Why tech giants shouldn’t be responsible for creating addictive platforms

While social media companies are criminals in many ways that haven’t done nearly enough to protect children on their platforms, they still shouldn’t be held accountable based on claims that they create addictive and dangerous places online.
Last week, a trial began in Los Angeles Superior Court in a lawsuit filed by a woman, referred to in articles by Kaley GM, against tech giants YouTube and Instagram. (TikTok stayed with him before). The complainant says that these forums are designed in such a way as to make children addicted. His is just one of more than 2,500 cases now pending stemming from a variety of legal claims against some of the world’s biggest companies.
At the heart of these lawsuits is that internet and social media companies, including those owned by Meta and Google, should be held accountable on the same theory popularly used against Big Tobacco: that the brands intentionally create an addictive product. But the analogy fails for one simple reason. Internet and social media companies engage in speech, which is protected by the First Amendment, while no constitutional right is involved in regulating tobacco and other tobacco products.
Lawsuits against social media companies say they design platforms in a way that keeps kids engaged for long periods of time and keeps them coming back for hours on end. But you can say that about all kinds of media. Books, including those for children, are often written with stone crosses at the end of each chapter for people to read. Television series do the same, encouraging people to keep watching or “binge” for as long as they can. Video games are apparently designed to keep people, including children, playing late into the night.
Algorithms are speech
Holding any media company liable for the content of its speech raises serious First Amendment issues. Plaintiffs in the suits say the algorithms are designed and manipulated by individual users to keep them stuck. But algorithms are themselves a form of speech and there is no reason to treat this speech any differently than TV scripts or novels or the code that makes video games work. As Supreme Court Justice Elena Kagan wrote in a 2024 opinion, “The First Amendment …
The decision of the Supreme Court in the case of Brown v. Entertainment Merchants Association (2012) is relevant here. The case involved the invalidity of a California law that made it a crime to sell or rent violent video games to those under 18 without parental consent. The Supreme Court, in an opinion by Justice Antonin Scalia, declared the California law unconstitutional. Initially, the court rejected the argument that there was little constitutional protection because the law was designed to protect children.

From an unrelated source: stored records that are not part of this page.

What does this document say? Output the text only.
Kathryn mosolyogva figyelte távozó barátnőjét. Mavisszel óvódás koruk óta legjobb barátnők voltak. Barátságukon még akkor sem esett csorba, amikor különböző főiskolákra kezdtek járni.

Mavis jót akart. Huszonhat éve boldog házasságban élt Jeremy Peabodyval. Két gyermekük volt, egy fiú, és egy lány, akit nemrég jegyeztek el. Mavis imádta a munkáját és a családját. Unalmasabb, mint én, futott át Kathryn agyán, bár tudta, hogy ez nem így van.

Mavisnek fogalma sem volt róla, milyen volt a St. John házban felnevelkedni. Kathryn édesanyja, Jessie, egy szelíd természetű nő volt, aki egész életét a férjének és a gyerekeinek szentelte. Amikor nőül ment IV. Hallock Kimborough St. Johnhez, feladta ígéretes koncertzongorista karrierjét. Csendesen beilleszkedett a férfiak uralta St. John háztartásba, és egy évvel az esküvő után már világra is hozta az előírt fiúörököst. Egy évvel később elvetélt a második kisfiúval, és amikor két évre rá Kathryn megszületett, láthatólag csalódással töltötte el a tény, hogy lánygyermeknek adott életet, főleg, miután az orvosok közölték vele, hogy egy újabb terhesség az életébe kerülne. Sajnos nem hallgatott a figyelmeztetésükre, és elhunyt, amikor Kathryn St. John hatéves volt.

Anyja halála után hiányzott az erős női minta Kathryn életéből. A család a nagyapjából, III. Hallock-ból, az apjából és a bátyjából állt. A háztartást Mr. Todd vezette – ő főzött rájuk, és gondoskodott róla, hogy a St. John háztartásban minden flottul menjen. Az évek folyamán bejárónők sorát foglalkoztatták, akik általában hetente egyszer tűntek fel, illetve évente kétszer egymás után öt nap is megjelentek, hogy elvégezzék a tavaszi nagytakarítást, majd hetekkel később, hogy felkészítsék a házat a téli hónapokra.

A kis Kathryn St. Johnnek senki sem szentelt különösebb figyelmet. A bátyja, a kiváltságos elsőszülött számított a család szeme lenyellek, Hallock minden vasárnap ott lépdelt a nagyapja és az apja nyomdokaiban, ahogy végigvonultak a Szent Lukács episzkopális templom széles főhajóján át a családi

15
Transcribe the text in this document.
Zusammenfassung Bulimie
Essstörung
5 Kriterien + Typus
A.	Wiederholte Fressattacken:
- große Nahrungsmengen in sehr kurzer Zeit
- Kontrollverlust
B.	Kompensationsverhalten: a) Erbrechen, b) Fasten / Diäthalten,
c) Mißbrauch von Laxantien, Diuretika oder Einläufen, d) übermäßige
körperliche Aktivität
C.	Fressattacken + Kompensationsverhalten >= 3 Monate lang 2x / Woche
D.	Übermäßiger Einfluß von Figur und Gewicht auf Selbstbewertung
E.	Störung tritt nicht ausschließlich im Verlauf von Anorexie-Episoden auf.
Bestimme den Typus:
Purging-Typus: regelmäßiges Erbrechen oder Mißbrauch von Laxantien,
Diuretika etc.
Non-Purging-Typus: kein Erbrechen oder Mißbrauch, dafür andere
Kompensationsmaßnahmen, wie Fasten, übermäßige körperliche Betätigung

The court instead declared that “children have a fundamental right to First Amendment protection, and only in limited and well-defined circumstances may the government prevent the public distribution of material protected against them.”
California asserted that playing violent video games has a negative effect on children, predisposing them to violent acts. However, the court rejected this argument and emphasized the heavy burden of proof of causation that must be met in regulating speech.
Scalia, writing for the majority, concluded, “California cannot unite [strict scrutiny.] At the outset, it admits it cannot demonstrate a direct causal link between violent video games and child injury. … The State’s evidence is not compelling. … They show very well some correlation between exposure to violent entertainment and small real-world outcomes, such as children feeling aggressive or making more noise minutes after playing a violent game than after playing a non-violent game.”
The court concluded that the government could not prove the necessary causation to hold video game companies liable for their content. The same, of course, is true of the Internet and social media companies, each of which is a different communication platform.
But, as the Supreme Court saw in Packingham v. North Carolina (2017), social media are “primary sources for learning about current events, checking job ads, speaking and listening in the modern public space, and exploring many areas of human thought and experience.” The Court emphatically concluded that it “must be very cautious before suggesting that the First Amendment provides little protection for access to such large networks.”
Technology is not a cigarette
There are other legal barriers to holding internet and social media companies accountable for creating addictive and dangerous online environments for children. Section 230 of the Communications Decency Act provides that these platforms cannot be held liable for content posted on their sites, whether that includes content to be uploaded or to be taken down. Pending lawsuits against Internet and social media companies cannot overcome this assertion.
None of this is to deny how some children are harmed by time spent on social media. There is research that shows that the use of platforms is related to depression, self-esteem and bullying. There are also studies showing that playing violent video games can be linked to antisocial behavior. The solution is not to restrict speech or to hold those responsible for it. Finally, parents need to make careful decisions about when and how they allow their children to participate in social media. Meanwhile, these tech giants should be more careful about things aimed at children.
Ultimately, it will be up to the Supreme Court, not a judge in Los Angeles Superior Court, to decide whether social media companies can be held liable on these grounds. The answer is obvious: Social media is speech, cigarettes are not and that makes a difference.
Erwin Chemerinsky is dean of UC Berkeley Law School. ©2026 Los Angeles Times. Distributed by Tribune Content Agency.